MysticRyuujin commented 6 years ago

Well given that I don't know how to do the latter, that sucks 😄

pipermerriam commented 6 years ago

lemme see if I can hack something together for you.

pipermerriam commented 6 years ago

I don't know if this will actually work so... worth a try but might end up with you needing to just reset.

You should be able to run ipython -i scripts/db-shell.py --ropsten which will drop you into a python repl witha chaindb object in the context.

You should verify you are indeed connected to the ropsten chain by matching up the returned block hashes with what you expect to see.

You can pull the block header of 2933474 with:

>>> header = chaindb.get_canonical_block_header_by_number(2933474)

Then you can force your db to think that is the head block using:

>>> chaindb._set_as_canonical_chain_head(header.hash)
pipermerriam commented 6 years ago

This is going to leave 400,000 blocks of cruft dangling in your database for which there's no good way to remove them...

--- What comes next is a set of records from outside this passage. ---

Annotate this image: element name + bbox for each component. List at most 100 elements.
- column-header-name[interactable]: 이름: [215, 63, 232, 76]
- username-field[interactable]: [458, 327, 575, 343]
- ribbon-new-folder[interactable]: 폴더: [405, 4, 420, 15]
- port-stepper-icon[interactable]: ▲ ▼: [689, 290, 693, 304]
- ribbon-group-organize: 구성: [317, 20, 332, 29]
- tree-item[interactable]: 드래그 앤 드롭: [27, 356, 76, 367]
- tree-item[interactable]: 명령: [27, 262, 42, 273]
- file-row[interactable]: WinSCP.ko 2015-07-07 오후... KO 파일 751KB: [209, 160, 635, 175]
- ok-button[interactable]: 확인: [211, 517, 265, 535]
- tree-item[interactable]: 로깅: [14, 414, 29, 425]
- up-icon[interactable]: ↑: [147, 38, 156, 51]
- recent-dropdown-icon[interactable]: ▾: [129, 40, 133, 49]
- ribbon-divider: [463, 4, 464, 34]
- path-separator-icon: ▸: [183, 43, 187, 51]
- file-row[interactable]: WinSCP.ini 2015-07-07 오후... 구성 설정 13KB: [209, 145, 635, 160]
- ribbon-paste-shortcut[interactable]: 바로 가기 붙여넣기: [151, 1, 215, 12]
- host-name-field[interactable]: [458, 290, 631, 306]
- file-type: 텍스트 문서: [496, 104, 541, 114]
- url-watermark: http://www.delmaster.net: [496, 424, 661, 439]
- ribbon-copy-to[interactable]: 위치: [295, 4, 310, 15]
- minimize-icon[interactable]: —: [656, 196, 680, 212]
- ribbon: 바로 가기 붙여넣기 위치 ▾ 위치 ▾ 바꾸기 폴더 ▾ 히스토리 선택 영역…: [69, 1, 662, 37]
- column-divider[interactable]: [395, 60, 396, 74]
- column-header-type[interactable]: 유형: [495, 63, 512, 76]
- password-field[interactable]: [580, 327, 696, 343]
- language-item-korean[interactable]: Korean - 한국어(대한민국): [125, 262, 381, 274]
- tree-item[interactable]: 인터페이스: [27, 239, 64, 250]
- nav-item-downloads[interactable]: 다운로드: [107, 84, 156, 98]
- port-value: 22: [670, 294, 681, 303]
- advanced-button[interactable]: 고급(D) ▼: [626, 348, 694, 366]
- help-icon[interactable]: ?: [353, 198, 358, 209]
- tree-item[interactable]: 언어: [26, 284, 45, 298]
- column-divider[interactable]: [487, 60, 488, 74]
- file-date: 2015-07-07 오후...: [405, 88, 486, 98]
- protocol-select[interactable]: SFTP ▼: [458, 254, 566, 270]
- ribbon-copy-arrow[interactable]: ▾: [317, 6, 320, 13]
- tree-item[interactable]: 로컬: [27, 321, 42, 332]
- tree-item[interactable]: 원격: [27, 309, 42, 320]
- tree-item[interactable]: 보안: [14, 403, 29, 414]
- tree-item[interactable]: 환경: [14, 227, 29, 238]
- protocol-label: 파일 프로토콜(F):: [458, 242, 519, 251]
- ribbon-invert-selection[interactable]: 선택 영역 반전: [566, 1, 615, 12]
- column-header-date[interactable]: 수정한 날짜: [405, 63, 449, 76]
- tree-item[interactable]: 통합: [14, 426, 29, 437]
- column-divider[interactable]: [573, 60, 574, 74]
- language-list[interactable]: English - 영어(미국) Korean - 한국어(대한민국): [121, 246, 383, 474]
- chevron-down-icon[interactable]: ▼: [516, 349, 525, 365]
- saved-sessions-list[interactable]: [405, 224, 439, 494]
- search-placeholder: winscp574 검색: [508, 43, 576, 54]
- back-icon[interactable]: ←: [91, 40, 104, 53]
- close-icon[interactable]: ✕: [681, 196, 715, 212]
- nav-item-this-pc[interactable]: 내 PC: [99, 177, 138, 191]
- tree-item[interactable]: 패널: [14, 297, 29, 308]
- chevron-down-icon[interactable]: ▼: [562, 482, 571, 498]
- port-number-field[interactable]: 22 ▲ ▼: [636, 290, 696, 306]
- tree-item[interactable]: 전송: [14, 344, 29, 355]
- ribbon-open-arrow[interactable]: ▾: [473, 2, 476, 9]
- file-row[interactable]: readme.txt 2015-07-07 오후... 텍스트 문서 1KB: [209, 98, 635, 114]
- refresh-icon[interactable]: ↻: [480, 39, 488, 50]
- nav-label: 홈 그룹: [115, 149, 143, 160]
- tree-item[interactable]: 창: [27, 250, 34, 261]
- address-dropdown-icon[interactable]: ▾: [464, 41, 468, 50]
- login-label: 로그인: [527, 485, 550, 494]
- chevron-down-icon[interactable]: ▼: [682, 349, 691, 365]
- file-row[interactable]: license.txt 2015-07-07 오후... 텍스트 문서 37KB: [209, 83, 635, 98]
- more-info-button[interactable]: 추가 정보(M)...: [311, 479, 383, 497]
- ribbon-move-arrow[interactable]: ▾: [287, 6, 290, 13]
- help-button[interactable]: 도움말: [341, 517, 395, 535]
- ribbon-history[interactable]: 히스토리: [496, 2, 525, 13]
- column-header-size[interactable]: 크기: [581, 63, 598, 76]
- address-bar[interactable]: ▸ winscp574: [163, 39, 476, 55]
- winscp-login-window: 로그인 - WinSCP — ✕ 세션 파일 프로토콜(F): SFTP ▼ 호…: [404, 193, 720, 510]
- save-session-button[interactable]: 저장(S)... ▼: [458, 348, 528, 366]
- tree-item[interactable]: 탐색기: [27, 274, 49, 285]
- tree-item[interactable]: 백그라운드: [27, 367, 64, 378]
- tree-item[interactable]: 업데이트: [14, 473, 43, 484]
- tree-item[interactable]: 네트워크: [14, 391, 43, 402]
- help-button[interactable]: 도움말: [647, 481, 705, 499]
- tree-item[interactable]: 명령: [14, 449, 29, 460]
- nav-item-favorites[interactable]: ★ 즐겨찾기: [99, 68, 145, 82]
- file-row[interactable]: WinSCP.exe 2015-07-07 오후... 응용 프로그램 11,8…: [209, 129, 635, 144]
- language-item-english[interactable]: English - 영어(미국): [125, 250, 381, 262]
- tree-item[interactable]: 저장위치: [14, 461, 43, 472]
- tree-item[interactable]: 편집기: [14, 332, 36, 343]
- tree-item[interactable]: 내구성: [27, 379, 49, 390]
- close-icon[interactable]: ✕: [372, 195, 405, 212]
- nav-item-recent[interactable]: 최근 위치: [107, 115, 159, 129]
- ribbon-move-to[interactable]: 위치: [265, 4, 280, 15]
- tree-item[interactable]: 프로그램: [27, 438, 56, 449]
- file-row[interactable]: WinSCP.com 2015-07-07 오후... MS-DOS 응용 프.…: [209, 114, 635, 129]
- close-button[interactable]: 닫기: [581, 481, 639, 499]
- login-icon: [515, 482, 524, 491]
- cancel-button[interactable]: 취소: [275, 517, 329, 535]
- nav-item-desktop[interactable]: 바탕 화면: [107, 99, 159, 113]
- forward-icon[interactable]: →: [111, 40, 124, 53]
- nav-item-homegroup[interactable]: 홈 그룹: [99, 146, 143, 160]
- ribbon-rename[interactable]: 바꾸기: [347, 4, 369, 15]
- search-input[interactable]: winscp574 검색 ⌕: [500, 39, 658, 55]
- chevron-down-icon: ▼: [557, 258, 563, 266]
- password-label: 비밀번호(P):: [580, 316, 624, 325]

MysticRyuujin commented 6 years ago

I installed via pip3, not sure what scripts dir is in that context. No biggie, I'll just re-sync.

Thanks anyway.

carver commented 6 years ago

BTW, I had this same issue (same block). Not surprising that a lot of people would run into this, since it's one of the boot nodes that is leading us astray. Of course we could remove the boot node, but I actually think it's a useful test case. Some possible mitigations are discussed here: https://github.com/ethereum/py-evm/issues/1324#issuecomment-425192348

pipermerriam commented 6 years ago

oh, for future reference you'd launch with python -i -m scripts.db-shell if installed with pip.